Enflasyon tasarrufları eritir
Ekonomist Enver Erkan enflasyonist ortamların gelir sürekliliği anlamında önem arzettiğini söyledi. Erkan, “Gördüğümüz üzere, reel ücretlerin düzeyi elbette reel harcamaları da etkiliyor ve bu noktada tüketiciler eğer ki gelirlerini enflasyon kadar artıramıyorlarsa davranışlarını yeni fiyatlara adapte olma yönünde gösterecekler” ifadesini kullandı.

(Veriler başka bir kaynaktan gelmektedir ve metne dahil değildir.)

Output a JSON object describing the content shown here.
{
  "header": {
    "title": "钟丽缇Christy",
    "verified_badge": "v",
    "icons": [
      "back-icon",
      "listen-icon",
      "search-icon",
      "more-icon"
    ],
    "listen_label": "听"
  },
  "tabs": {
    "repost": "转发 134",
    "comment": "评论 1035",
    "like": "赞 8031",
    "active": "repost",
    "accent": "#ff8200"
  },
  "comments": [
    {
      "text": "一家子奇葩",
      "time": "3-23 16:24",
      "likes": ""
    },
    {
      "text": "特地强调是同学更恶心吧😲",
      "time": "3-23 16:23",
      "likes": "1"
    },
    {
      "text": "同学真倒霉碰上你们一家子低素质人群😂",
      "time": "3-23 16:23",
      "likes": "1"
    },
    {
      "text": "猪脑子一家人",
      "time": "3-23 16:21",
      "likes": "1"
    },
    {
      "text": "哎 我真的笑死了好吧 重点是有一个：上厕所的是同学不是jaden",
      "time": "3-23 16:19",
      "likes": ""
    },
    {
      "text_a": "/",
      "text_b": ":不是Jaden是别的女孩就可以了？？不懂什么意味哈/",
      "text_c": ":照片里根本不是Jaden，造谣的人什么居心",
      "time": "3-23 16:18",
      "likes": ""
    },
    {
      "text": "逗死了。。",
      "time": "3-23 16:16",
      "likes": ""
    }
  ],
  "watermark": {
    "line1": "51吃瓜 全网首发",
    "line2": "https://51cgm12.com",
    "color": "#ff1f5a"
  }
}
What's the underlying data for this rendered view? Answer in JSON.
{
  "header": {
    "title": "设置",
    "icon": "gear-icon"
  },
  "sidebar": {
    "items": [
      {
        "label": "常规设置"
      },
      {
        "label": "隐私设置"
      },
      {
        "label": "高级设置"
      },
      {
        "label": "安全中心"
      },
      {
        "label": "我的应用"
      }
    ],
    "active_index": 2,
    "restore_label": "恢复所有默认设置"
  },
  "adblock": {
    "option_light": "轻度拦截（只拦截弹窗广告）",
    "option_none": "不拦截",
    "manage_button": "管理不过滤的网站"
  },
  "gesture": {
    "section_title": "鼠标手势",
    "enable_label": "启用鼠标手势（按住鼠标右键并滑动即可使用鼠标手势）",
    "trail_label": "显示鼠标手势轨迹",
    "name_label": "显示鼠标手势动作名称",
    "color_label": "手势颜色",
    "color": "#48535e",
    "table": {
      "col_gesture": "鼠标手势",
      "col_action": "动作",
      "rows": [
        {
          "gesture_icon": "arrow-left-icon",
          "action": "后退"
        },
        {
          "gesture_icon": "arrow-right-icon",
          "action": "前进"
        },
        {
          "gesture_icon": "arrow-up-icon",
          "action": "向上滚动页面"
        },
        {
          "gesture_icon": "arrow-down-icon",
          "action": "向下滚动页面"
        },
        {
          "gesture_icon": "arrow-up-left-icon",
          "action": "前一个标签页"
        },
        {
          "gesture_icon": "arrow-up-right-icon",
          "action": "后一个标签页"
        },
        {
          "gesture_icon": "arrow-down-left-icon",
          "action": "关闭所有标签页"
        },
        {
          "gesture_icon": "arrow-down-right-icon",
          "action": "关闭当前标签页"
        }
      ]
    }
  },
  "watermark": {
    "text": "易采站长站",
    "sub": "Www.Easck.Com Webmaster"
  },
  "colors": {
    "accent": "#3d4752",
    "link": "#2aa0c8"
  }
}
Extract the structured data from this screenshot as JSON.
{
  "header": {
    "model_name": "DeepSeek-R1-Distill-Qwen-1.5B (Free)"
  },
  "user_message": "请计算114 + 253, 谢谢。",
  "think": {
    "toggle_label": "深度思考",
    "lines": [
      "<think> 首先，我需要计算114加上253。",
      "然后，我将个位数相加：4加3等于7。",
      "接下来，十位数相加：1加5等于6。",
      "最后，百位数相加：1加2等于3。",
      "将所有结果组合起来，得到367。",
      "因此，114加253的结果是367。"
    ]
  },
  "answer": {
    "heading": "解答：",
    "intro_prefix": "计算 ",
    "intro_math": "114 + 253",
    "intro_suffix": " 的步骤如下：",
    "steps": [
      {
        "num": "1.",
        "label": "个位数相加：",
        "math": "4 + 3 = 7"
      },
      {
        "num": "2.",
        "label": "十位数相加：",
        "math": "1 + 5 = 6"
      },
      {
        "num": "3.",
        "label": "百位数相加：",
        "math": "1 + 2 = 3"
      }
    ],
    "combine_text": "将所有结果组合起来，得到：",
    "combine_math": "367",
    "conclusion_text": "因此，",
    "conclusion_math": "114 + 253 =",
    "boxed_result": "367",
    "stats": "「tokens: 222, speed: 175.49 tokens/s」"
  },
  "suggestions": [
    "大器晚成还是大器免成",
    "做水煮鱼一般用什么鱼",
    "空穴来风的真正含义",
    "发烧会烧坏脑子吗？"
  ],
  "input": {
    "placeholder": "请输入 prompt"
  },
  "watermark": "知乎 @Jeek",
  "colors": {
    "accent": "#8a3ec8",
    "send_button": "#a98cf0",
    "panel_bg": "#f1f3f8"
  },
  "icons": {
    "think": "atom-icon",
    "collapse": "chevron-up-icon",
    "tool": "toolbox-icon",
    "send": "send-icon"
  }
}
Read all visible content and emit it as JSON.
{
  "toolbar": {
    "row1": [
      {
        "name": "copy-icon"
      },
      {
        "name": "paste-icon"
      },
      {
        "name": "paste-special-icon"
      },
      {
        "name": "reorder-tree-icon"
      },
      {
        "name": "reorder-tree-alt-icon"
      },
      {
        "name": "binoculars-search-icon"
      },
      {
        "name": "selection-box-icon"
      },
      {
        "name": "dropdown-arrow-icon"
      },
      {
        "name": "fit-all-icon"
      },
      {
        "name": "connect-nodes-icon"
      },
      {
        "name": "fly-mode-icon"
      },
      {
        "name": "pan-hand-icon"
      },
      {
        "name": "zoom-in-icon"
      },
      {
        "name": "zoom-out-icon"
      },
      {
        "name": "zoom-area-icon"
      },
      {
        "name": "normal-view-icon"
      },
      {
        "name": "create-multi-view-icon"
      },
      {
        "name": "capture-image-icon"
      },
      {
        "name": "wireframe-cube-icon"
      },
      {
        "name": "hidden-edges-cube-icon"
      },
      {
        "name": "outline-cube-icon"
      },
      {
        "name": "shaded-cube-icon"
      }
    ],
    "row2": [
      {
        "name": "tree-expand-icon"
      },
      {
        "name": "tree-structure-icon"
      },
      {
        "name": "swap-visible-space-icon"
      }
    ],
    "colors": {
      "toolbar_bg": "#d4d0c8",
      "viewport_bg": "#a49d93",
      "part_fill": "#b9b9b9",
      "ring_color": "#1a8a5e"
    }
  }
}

Reel ücret artışının eksi olduğu, enflasyonu yakalayamadığı durumlarda tüketicilerin ya birim tüketimini azaltıp aynı harcamayı yapacaklar, ya da tasarrufları devreye alacağını belirten Erkan, “Birincisi, reel tüketimi aslında azalttığı için ekonomiyi talep olgusu üzerinden yavaşlatır. Nominal olarak harcama aynı, ancak para daha değersiz ve azalan alım gücü birim bazında aslında daha az tüketime yönlendiriyor. Elinizdeki parayla daha az mal ve hizmet talep edebiliyorsunuz. Otonom tüketimi azaltıcı etkisi açısından hanehalkının ekonomiyi katkısı azalır ve yavaşlama etkisi yapar. İkincisi de reel harcamaları tasarrufları devreye sokarak devam ettirirsiniz, tasarrufları eritirsiniz. Ancak buradaki kaynak sınırlıdır” açıklamasını yaptı.
Söz konusu durumun yükselen enflasyon ortamında artış gösteremeyen ücretlerin hane halklarını zor bir seçime yönlendireceğinin altını çizen Erkan, “1. ihtimal yaşam kalitesinden ödün verip bütçesine uygun davranış sergileyecek. 2. ihtimal ise tasarruflarında azalmaya gidecek ve almış olduğu hizmet ve ürünleri daha pahalıya almayı kabul edecek. Fakat 2. ihtimal çok sürdürülebilir bir durum olmadığını belirtmek isteriz” diye konuştu.